Mount Ephraim and Benjamin
59. Lot of Benjamin
The territory of Benjamin, which extended from the hill country of Ephraim to the hill country of Judah, is described in great detail in Joshua 18:11-28. The description of its southern border fits that of the northern border of Judah (Josh. 15:5-11), while the picture of its northern border accords with that of the southern border of the House of Joseph (Josh. 16:1-3, 5). The northern boundary began at the Jordan and continued in an almost straight line westward to Jericho, which it bypassed to the north; it then ascended the mountains in a west-northwesterly direction, encompassing Beth-El, turning south and continuing to the southwest, and circumventing lower Beth-Horon on the south. The western border of Benjamin is unclear; however, from the description of the territory of Dan, it would seem that it did not reach the sea, but ended in the vicinity of the valley of Aijalon, with the area of lower Beth-Horon and Kiriath-Jearim marking its northern and southern extremities (cf. Josh. 18:28 with 15:60). The southern border ran "from the outskirts of Kiriath-Jearim" (Josh. 18:15), eastward via the "spring of the Waters of Nephtoah" (Lifta) to Jerusalem, which was included in the territory of Benjamin; for the border passed Jerusalem on the south and descended east by way of En-Rogel, En-Shemesh, "the Stone of Bohan son of Reuben," and Beth-Hoglah to the Dead Sea, near where the Jordan enters it. The eastern border was the Jordan.
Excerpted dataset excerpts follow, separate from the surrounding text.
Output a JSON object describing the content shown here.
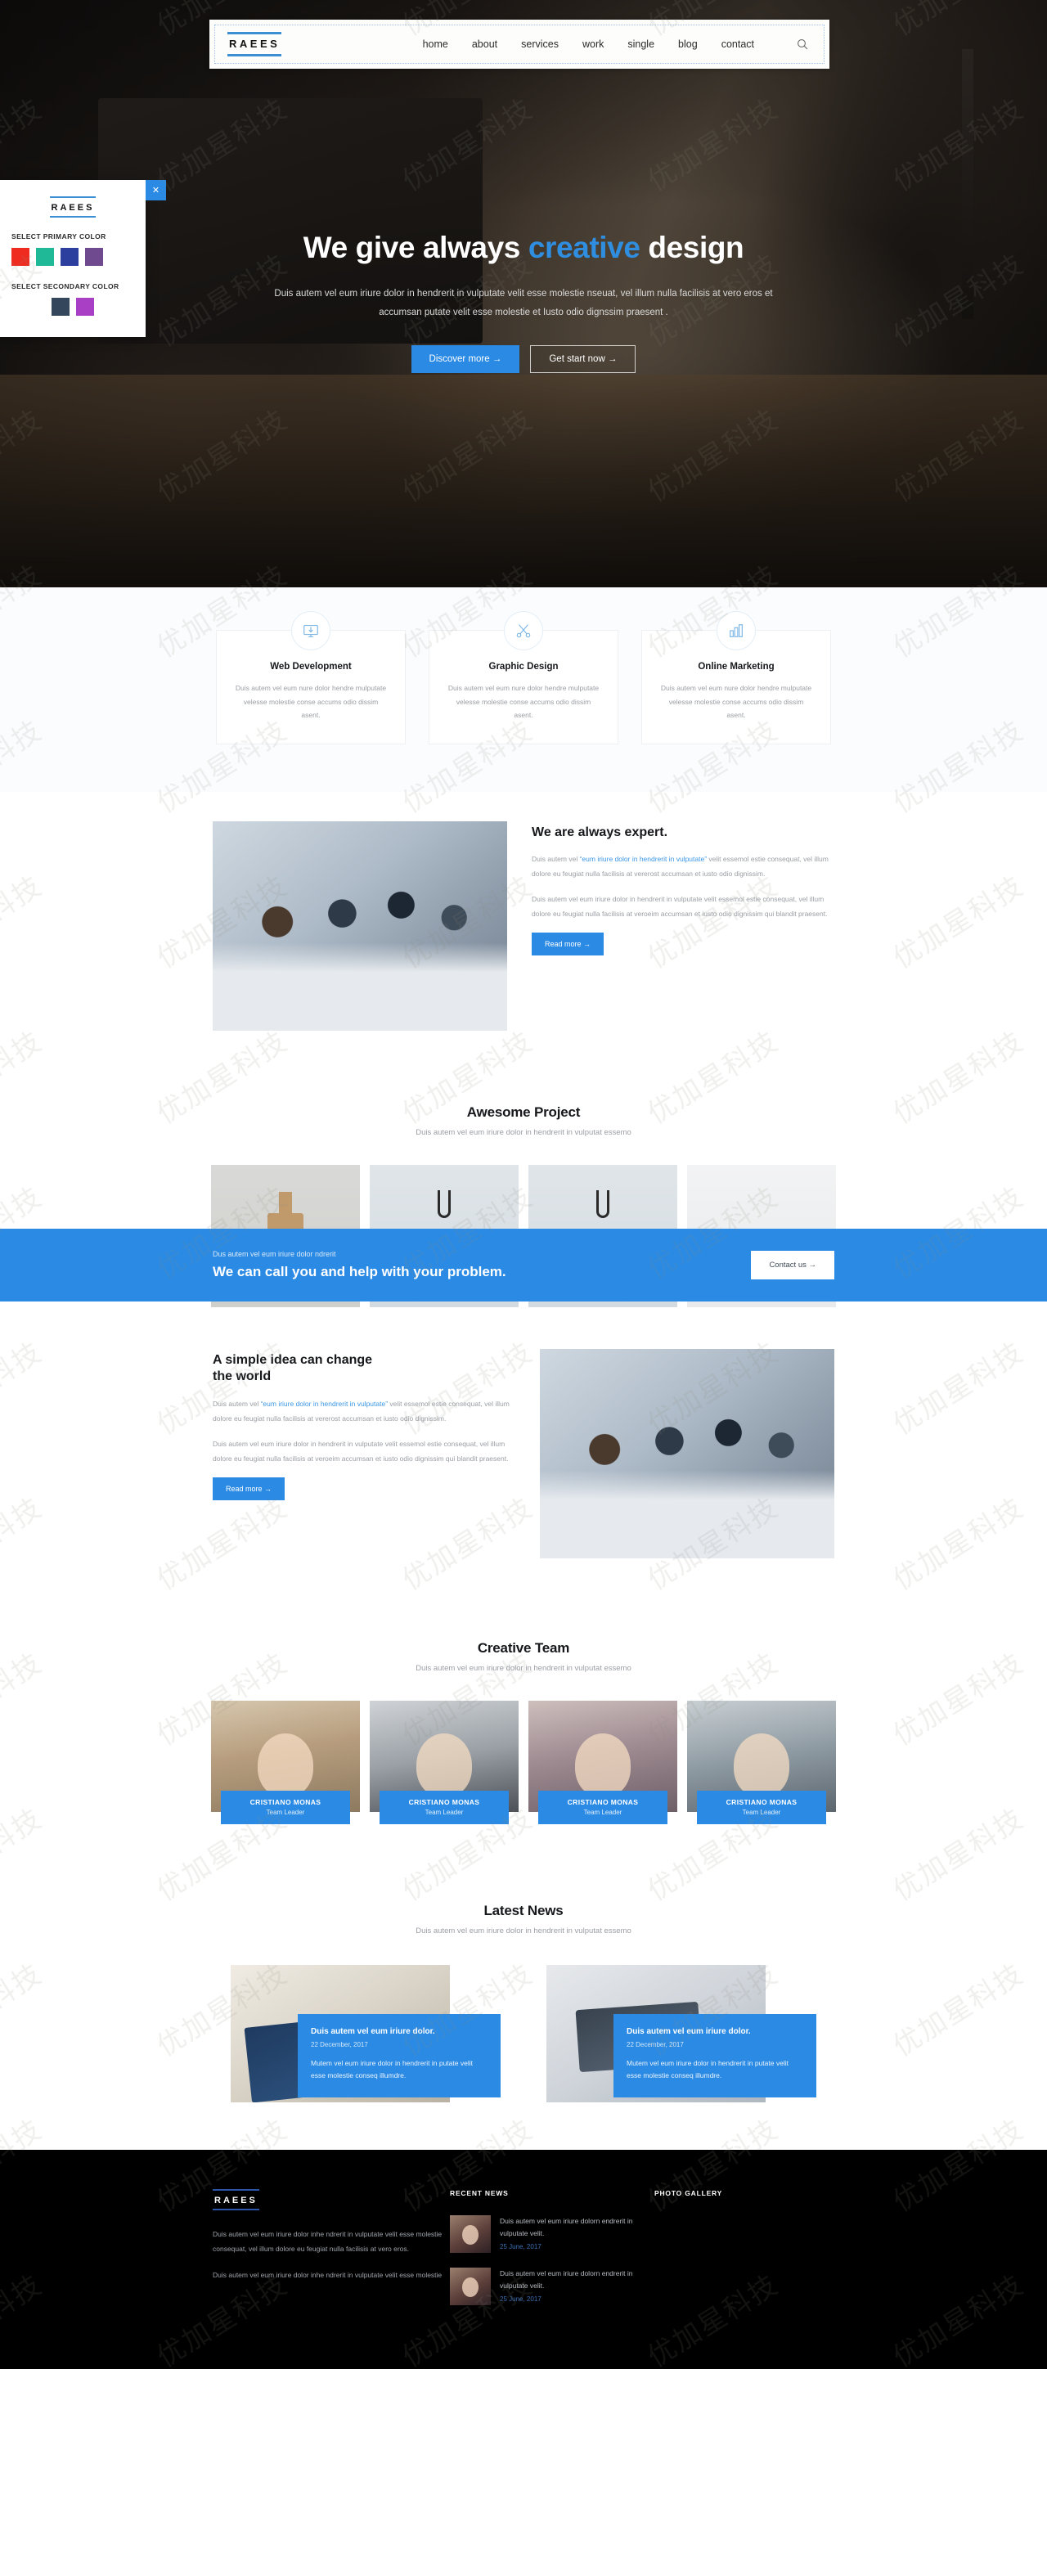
{
  "brand": {
    "name": "RAEES"
  },
  "nav": {
    "items": [
      {
        "label": "home"
      },
      {
        "label": "about"
      },
      {
        "label": "services"
      },
      {
        "label": "work"
      },
      {
        "label": "single"
      },
      {
        "label": "blog"
      },
      {
        "label": "contact"
      }
    ],
    "search_icon": "search-icon"
  },
  "hero": {
    "title_part1": "We give always ",
    "title_accent": "creative",
    "title_part2": " design",
    "subtitle": "Duis autem vel eum iriure dolor in hendrerit in vulputate velit esse molestie nseuat, vel illum nulla facilisis at vero eros et accumsan putate velit esse molestie et Iusto odio dignssim praesent .",
    "btn_primary": "Discover more  →",
    "btn_secondary": "Get start now  →"
  },
  "color_panel": {
    "logo": "RAEES",
    "primary_label": "SELECT PRIMARY COLOR",
    "secondary_label": "SELECT SECONDARY COLOR",
    "primary_colors": [
      "#ef2b20",
      "#1fb998",
      "#2c3f9e",
      "#6f4a8e"
    ],
    "secondary_colors": [
      "#33465c",
      "#a93fc5"
    ],
    "close_label": "✕"
  },
  "services": {
    "cards": [
      {
        "icon": "monitor-download-icon",
        "title": "Web Development",
        "desc": "Duis autem vel eum nure dolor hendre mulputate velesse molestie conse accums odio dissim asent."
      },
      {
        "icon": "scissors-icon",
        "title": "Graphic Design",
        "desc": "Duis autem vel eum nure dolor hendre mulputate velesse molestie conse accums odio dissim asent."
      },
      {
        "icon": "bar-chart-icon",
        "title": "Online Marketing",
        "desc": "Duis autem vel eum nure dolor hendre mulputate velesse molestie conse accums odio dissim asent."
      }
    ]
  },
  "expert": {
    "title": "We are always expert.",
    "p1_before": "Duis autem vel ",
    "p1_quote": "“eum iriure dolor in hendrerit in vulputate”",
    "p1_after": " velit essemol estie consequat, vel illum dolore eu feugiat nulla facilisis at vererost accumsan et iusto odio dignissim.",
    "p2": "Duis autem vel eum iriure dolor in hendrerit in vulputate velit essemol estie consequat, vel illum dolore eu feugiat nulla facilisis at veroeim accumsan et iusto odio dignissim qui blandit praesent.",
    "button": "Read more →"
  },
  "project": {
    "title": "Awesome Project",
    "subtitle": "Duis autem vel eum iriure dolor in hendrerit in vulputat essemo",
    "items": [
      {
        "name": "paper-tag-product"
      },
      {
        "name": "hook-pouch-product"
      },
      {
        "name": "hook-pouch-product-2"
      },
      {
        "name": "cutlery-product"
      }
    ]
  },
  "cta": {
    "small": "Dus autem vel eum iriure dolor ndrerit",
    "title": "We can call you and help with your problem.",
    "button": "Contact us  →"
  },
  "idea": {
    "title_line1": "A simple idea can change",
    "title_line2": "the world",
    "p1_before": "Duis autem vel ",
    "p1_quote": "“eum iriure dolor in hendrerit in vulputate”",
    "p1_after": " velit essemol estie consequat, vel illum dolore eu feugiat nulla facilisis at vererost accumsan et iusto odio dignissim.",
    "p2": "Duis autem vel eum iriure dolor in hendrerit in vulputate velit essemol estie consequat, vel illum dolore eu feugiat nulla facilisis at veroeim accumsan et iusto odio dignissim qui blandit praesent.",
    "button": "Read more →"
  },
  "team": {
    "title": "Creative Team",
    "subtitle": "Duis autem vel eum iriure dolor in hendrerit in vulputat essemo",
    "members": [
      {
        "name": "CRISTIANO MONAS",
        "role": "Team Leader"
      },
      {
        "name": "CRISTIANO MONAS",
        "role": "Team Leader"
      },
      {
        "name": "CRISTIANO MONAS",
        "role": "Team Leader"
      },
      {
        "name": "CRISTIANO MONAS",
        "role": "Team Leader"
      }
    ]
  },
  "news": {
    "title": "Latest News",
    "subtitle": "Duis autem vel eum iriure dolor in hendrerit in vulputat essemo",
    "posts": [
      {
        "title": "Duis autem vel eum iriure dolor.",
        "date": "22 December, 2017",
        "text": "Mutem vel eum iriure dolor in hendrerit in putate velit esse molestie conseq illumdre."
      },
      {
        "title": "Duis autem vel eum iriure dolor.",
        "date": "22 December, 2017",
        "text": "Mutem vel eum iriure dolor in hendrerit in putate velit esse molestie conseq illumdre."
      }
    ]
  },
  "footer": {
    "logo": "RAEES",
    "about_p1": "Duis autem vel eum iriure dolor inhe ndrerit in vulputate velit esse molestie consequat, vel illum dolore eu feugiat nulla facilisis at vero eros.",
    "about_p2": "Duis autem vel eum iriure dolor inhe ndrerit in vulputate velit esse molestie",
    "recent_news_head": "RECENT NEWS",
    "photo_gallery_head": "PHOTO GALLERY",
    "recent_news": [
      {
        "text": "Duis autem vel eum iriure dolorn endrerit in vulputate velit.",
        "date": "25 June, 2017"
      },
      {
        "text": "Duis autem vel eum iriure dolorn endrerit in vulputate velit.",
        "date": "25 June, 2017"
      }
    ]
  },
  "watermark": {
    "text": "优加星科技"
  }
}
The list of Benjamite towns (Josh. 18:21-28) does not accord with the northern border of the tribe as described in Joshua 18:12-13 since Beth-El, Zemaraim, Ophrah, and Mizpeh are elsewhere included in the territory of Ephraim (cf. Josh. 16; II Chron. 13:4, 19). Possibly the list of cities and the list of border points are not from the same period and reflect fluctuating territorial and historical situations. It is generally believed that the list of border points antedates the period of the monarchy, whereas the list of cities is of later date. A westward expansion of the Benjamites - possibly as early as the end of the period of Judges, but perhaps taking place during the monarchy - can be inferred from the list of Benjamite towns in Nehemiah 11:31-35. Non-Israelite enclaves existed within the territory of Benjamin; the Jebusites dwelt in Jerusalem (Josh. 18:28), and there were four cities of the Hivites in the western portion. Echoes of the conflicts between the Benjamites and the indigenous population are discernible in II Samuel 21:1-2 and possibly in I Chronicles 8:6-8.
Bustanay Oded, Encyclopaedia Judaica, ad v. "Benjamin" (extract)
Michael Avi-Yonah (The Madaba Mosaic Map, Jerusalem 1954, 50)
The name of the tribe has not been preserved, but: (a) the only other possibility, viz. Judah is shown elsewhere; (b) the blessing of Benjamin is written near the city; and (c) Jerusalem is assigned to Benjamin by Eusebius (On. 106,1). We need not hesitate therefore to complete as above. If we follow closely the description of the boundaries of Benjamin and Judah in Joshua XV,8-9, we shall find that the city itself was assigned to Benjamin, at least in theory. In practice of course it remained outside the tribal areas even after its conquest by David.